More than 3.5 million photos are uploaded to Flickr every day, so it is essential that users know how to make their photos only available to the people they want to access them.

Jennifer Davies, senior product manager for EMEA social and communities at Flickr's parent company Yahoo has put together the tips below to help protect users' photos effectively.

1. Privacy settings - As with all social networks, Flickr has a range of privacy settings that can be adjusted depending on how public you want your account to be. These can be changed to affect you whole account or each photo you upload, and range from total privacy where only you can view the images, to fully public, where anyone can see them. Between these extremes, you can make photos visible to friends, family, or both.

2. Geolocation data - Most smartphones and modern cameras can geotag every photo they take, adding locational information to the images so they can be viewed on a digital map, and some 300 million photos on Flickr are currently geotagged.

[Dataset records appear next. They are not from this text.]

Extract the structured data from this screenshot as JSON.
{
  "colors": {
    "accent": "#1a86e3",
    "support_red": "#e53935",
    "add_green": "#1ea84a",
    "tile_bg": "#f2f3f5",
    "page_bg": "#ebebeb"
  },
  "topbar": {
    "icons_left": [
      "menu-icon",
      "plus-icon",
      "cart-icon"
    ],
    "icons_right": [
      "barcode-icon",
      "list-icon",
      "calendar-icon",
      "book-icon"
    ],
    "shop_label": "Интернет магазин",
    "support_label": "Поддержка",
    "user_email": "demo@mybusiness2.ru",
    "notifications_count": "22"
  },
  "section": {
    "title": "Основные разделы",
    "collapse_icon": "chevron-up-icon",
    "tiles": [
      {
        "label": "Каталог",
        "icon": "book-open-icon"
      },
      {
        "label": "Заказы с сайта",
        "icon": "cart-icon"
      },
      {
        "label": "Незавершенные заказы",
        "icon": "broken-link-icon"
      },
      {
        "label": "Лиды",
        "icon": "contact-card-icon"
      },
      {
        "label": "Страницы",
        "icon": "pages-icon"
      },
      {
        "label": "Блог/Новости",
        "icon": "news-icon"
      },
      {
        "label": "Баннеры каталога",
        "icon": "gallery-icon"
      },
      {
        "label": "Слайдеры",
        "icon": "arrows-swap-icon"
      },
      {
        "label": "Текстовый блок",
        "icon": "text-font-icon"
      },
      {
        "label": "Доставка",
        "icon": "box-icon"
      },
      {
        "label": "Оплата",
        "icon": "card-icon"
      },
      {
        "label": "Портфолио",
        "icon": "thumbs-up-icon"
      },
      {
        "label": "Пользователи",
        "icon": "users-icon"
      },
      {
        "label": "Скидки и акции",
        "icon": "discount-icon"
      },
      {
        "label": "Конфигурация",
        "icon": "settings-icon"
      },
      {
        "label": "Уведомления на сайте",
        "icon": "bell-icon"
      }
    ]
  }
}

Davies says: "Double-check to make sure your photos are not geotagged if you don't want people to see where they're taken - Flickr also allows you to set up geofences around locations such as your home or your children's school which automatically ensures that pictures taken here never publicly show the geolocation."

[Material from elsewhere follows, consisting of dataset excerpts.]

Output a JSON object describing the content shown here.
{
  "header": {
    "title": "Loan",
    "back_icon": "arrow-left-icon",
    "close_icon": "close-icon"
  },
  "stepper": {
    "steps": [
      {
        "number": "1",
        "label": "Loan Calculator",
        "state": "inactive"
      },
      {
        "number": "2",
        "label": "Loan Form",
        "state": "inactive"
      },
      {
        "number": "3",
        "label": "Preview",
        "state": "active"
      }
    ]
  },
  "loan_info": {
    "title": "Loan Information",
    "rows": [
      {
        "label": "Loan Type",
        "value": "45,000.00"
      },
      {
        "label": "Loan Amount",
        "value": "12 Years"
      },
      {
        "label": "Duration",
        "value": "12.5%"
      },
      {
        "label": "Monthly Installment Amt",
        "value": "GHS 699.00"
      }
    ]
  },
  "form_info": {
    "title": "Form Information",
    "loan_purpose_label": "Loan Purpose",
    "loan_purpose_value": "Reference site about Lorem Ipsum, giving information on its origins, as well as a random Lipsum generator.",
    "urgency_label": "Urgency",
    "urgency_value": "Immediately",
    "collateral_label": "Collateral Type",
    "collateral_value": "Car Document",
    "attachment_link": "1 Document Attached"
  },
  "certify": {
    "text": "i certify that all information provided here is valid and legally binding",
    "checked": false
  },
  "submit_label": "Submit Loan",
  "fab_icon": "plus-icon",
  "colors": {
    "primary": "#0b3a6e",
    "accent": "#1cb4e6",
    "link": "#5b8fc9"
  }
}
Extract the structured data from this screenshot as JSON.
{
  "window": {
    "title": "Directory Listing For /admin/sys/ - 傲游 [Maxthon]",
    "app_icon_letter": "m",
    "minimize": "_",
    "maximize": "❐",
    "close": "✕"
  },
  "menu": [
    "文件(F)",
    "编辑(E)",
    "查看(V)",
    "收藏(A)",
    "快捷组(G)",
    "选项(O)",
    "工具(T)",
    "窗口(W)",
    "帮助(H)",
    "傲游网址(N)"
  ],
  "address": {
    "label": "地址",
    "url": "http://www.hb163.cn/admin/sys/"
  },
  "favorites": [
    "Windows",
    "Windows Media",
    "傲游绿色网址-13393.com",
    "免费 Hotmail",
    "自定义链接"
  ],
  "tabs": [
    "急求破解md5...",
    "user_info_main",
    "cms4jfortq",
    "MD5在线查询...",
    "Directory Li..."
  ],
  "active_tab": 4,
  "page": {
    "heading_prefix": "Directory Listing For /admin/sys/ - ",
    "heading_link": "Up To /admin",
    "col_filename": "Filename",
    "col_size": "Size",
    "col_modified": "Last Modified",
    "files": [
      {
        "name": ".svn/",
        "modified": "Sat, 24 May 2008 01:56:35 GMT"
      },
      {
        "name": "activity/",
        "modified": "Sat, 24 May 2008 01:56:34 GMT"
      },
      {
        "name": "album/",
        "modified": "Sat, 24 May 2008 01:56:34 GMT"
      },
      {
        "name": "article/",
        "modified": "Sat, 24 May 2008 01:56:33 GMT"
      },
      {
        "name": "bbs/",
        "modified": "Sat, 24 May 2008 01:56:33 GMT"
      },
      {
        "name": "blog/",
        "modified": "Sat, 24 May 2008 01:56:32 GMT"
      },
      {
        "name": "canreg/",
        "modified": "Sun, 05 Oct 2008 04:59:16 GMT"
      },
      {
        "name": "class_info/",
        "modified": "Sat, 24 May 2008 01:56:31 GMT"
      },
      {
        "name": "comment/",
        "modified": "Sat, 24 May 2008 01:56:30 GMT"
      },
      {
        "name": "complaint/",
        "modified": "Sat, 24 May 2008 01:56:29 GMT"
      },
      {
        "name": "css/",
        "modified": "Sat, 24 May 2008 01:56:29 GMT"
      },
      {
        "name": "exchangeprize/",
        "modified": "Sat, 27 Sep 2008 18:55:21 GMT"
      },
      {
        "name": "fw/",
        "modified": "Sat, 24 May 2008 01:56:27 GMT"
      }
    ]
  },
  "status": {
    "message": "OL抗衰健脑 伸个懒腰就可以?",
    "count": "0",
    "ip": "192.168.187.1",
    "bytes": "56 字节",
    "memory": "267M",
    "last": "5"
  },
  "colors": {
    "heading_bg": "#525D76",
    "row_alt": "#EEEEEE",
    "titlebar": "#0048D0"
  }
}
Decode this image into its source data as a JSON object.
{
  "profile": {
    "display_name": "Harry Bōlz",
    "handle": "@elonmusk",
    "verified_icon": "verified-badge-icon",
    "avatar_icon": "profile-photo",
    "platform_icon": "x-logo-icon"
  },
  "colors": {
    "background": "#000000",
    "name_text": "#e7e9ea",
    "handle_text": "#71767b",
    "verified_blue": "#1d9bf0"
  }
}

3. Appropriate content - Flickr relies on its users to report content they believe to be inappropriate, so the simple advice from Davies is, if you find an image you feel shouldn't be on Flickr, report it. This way, the service can review the image, restrict it and take it down if needed.

4. Control and reuse - Instagram recently landed itself in hot water after proposing changes to its terms and conditions that seemed to allow the service to sell users' photos for use in advertisements without permission. The service later apologised and backtracked, and now Davies has made Flickr's stance on the matter as clear as possible:

"At Flickr, your photos are always yours. You can also choose to make your photographs available for others to use through the many flavours of Creative Commons Licenses - there are currently over 200 million Creative Commons-licensed photos on Flickr."